Friday 29 Mar 2024
By
main news image

This article first appeared in The Edge Financial Daily, on May 3, 2016.

 

KUALA LUMPUR: As Megasteel Sdn Bhd, the country’s biggest hot-rolled coil (HRCs) producer and Lion Corp Bhd’s 79%-owned unit, sinks further into losses year after year, and is up to its ears in debt, some may get the impression that Tan Sri William Cheng was not doing anything or not doing enough to solve the problems of the steel unit.

But Cheng, the Lion Corp chairman and managing director, told The Edge Financial Daily in a recent interview that the only way to save the beleaguered steel entity is to invite an investor to inject new funds into the company.

And so, he has been talking with over 10 foreign parties in Asia alone — mainly from India, Japan, Korea and China — to find a white knight to help solve Megasteel’s woes.

However, most of the talks have remained just that: talks — as the numbers in the country’s steel industry just cannot convince them that their coming in will gain them any competitive advantage, said Cheng.

“We are still talking with some foreign parties. The fact is, if the Malaysian government does not protect the steel industry, foreigners will not be willing to invest in an industry that is not profitable when the steel manufacturing costs here are higher than China, amid an influx of cheap Chinese steel imports,” Cheng said.

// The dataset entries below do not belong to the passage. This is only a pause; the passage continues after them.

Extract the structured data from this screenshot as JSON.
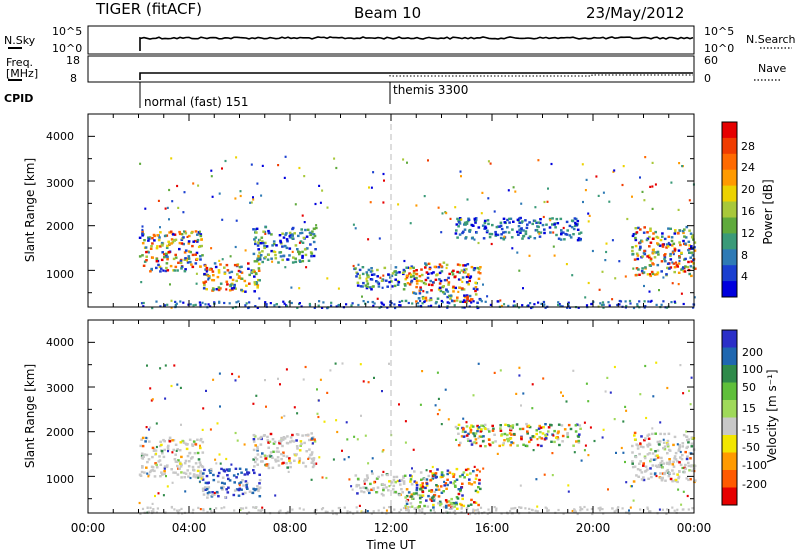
{
  "header": {
    "left": "TIGER (fitACF)",
    "center": "Beam 10",
    "right": "23/May/2012"
  },
  "status_panels": {
    "nsky_label": "N.Sky",
    "nsky_ticks": [
      "10^5",
      "10^0"
    ],
    "nsearch_label": "N.Search",
    "nsearch_ticks": [
      "10^5",
      "10^0"
    ],
    "freq_label_line1": "Freq.",
    "freq_label_line2": "[MHz]",
    "freq_ticks": [
      "18",
      "8"
    ],
    "nave_label": "Nave",
    "nave_ticks": [
      "60",
      "0"
    ],
    "cpid_label": "CPID",
    "cpid_segments": [
      {
        "label": "normal (fast) 151",
        "start_hour": 2.0
      },
      {
        "label": "themis 3300",
        "start_hour": 12.0
      }
    ]
  },
  "chart_data": [
    {
      "type": "heatmap",
      "panel": "power",
      "ylabel": "Slant Range [km]",
      "xlabel": "",
      "xlim_hours": [
        0,
        24
      ],
      "ylim_km": [
        180,
        4500
      ],
      "yticks": [
        "1000",
        "2000",
        "3000",
        "4000"
      ],
      "colorbar": {
        "title": "Power [dB]",
        "ticks": [
          "4",
          "8",
          "12",
          "16",
          "20",
          "24",
          "28"
        ],
        "colors": [
          "#0000dd",
          "#1a3fd0",
          "#2e7ab5",
          "#3a9a78",
          "#5faa3c",
          "#a8c83a",
          "#ecd200",
          "#ff9a00",
          "#ff6a00",
          "#f03c00",
          "#e60000"
        ]
      },
      "echo_regions": [
        {
          "t_start": 2.0,
          "t_end": 4.5,
          "r_low": 1000,
          "r_high": 1900,
          "level": "strong"
        },
        {
          "t_start": 4.5,
          "t_end": 6.8,
          "r_low": 550,
          "r_high": 1200,
          "level": "strong"
        },
        {
          "t_start": 6.5,
          "t_end": 9.0,
          "r_low": 1200,
          "r_high": 2000,
          "level": "moderate"
        },
        {
          "t_start": 10.5,
          "t_end": 12.5,
          "r_low": 600,
          "r_high": 1100,
          "level": "moderate"
        },
        {
          "t_start": 12.5,
          "t_end": 15.5,
          "r_low": 300,
          "r_high": 1200,
          "level": "strong"
        },
        {
          "t_start": 14.5,
          "t_end": 19.5,
          "r_low": 1700,
          "r_high": 2200,
          "level": "weak"
        },
        {
          "t_start": 21.5,
          "t_end": 24.0,
          "r_low": 900,
          "r_high": 2000,
          "level": "strong"
        }
      ]
    },
    {
      "type": "heatmap",
      "panel": "velocity",
      "ylabel": "Slant Range [km]",
      "xlabel": "Time UT",
      "xlim_hours": [
        0,
        24
      ],
      "ylim_km": [
        180,
        4500
      ],
      "xticks": [
        "00:00",
        "04:00",
        "08:00",
        "12:00",
        "16:00",
        "20:00",
        "00:00"
      ],
      "yticks": [
        "1000",
        "2000",
        "3000",
        "4000"
      ],
      "colorbar": {
        "title": "Velocity [m s⁻¹]",
        "ticks": [
          "200",
          "100",
          "50",
          "15",
          "-15",
          "-50",
          "-100",
          "-200"
        ],
        "colors": [
          "#2b2fc8",
          "#1f67b0",
          "#2f8a4a",
          "#5fbf3a",
          "#9fd95a",
          "#c8c8c8",
          "#f2e600",
          "#ff9a00",
          "#ff5a00",
          "#e60000"
        ]
      },
      "echo_regions": [
        {
          "t_start": 2.0,
          "t_end": 4.5,
          "r_low": 1000,
          "r_high": 1900,
          "level": "ground"
        },
        {
          "t_start": 4.5,
          "t_end": 6.8,
          "r_low": 550,
          "r_high": 1200,
          "level": "toward"
        },
        {
          "t_start": 6.5,
          "t_end": 9.0,
          "r_low": 1200,
          "r_high": 2000,
          "level": "ground"
        },
        {
          "t_start": 10.5,
          "t_end": 12.5,
          "r_low": 600,
          "r_high": 1100,
          "level": "ground"
        },
        {
          "t_start": 12.5,
          "t_end": 15.5,
          "r_low": 300,
          "r_high": 1200,
          "level": "mixed"
        },
        {
          "t_start": 14.5,
          "t_end": 19.5,
          "r_low": 1700,
          "r_high": 2200,
          "level": "mixed"
        },
        {
          "t_start": 21.5,
          "t_end": 24.0,
          "r_low": 900,
          "r_high": 2000,
          "level": "ground"
        }
      ]
    }
  ]
}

If not for that, he said the potential investors have no problem in entering the Malaysian steel market, which is reminiscent of what he said since 2013.

“They also have positive feedback about us as we have good facilities and cost structure. The problem is just that we are losing competitiveness against China when the government refuses to offer protection,” he reiterated.

He also noted that Malaysia’s steel manufacturing costs used to be one of the lowest in the Southeast Asian region. But today, hikes in electricity and gas tariffs have increased steel production costs in Malaysia.

Due to rising production costs, he indicated that the group is now using furnace or coal to produce steel. Hopefully, this can lower production costs, he said.

But no matter what’s said and done, he insisted that government protection remains the only way to stop steel makers from bleeding further.

In many countries, he said, citing the United States, India, Indonesia, Thailand, and some in Europe, governments still impose protection measures to support the steel industry.

“Steel makers have experienced a downturn for six years now. Indeed, even Chinese steel makers are also making losses and need to sustain the business via side incomes,” he said.

On what has the government’s feedback been to the industry, he said, the government does not think the group “is injured”. “I don’t understand. We are making more than a billion losses a year, and we can’t even capture a market share of 10% or 20,000 tonnes of steel per month,” Cheng highlighted.

He also dismissed speculation that Megasteel, which had suffered RM1.24 billion in losses in the three years between 2012 and 2014 due to excessive cheap imports from China, benefits from a respectable margin.

Lion Corp, which slipped into Practice Note 17 status in November 2013, saw its accumulated net losses for the half year ended Dec 31, 2015 (1HFY16) widen to RM294.03 million, compared with RM209.24 million in the previous year. The group’s revenue for the period also halved to RM524.93 million, from RM1.08 billion a year ago.

The group attributed its poor financial performance to lower selling price and sales volume, coupled with the onslaught of steel imports at dumping prices. The performance was further dampened by a foreign exchange loss of RM59 million, as a result of the weakening of the ringgit against the US dollar.

Lion Corp, used to trade for as much as RM37.30 (April 22, 1996), is worth only 4.5 sen today, with a market capitalisation of RM59.23 million. It hit its record low of three sen on July 14, 2015.

Cheng, however, expects the group’s net losses this year to improve a bit following the recent steel price rally. “Overall, the steel market sentiment will be better this year as some products will provide us better margins,” Cheng added. As for recent reports about him disposing of his land, Cheng explained that the “cash out” has nothing to do with his steel business.

It was reported by The Edge weekly in November and December last year, citing sources, that Cheng seemed to be on an asset divestment trail as he disposed of a 296-acre (120ha) land in Bandar Mahkota Banting, and is also looking for a buyer for his Tiara Melaka Golf & Country Club, a 27-hole golf course and clubhouse that sits on some 336 acres of land in Mukim Bukit Katil.

“That is my private business. It is for my family and has nothing to do with my public listed business,” he stressed, adding that he feels safe to conserve more cash amid current challenging economic conditions.

“We may consider buying it back in the future,” he said, but did not elaborate.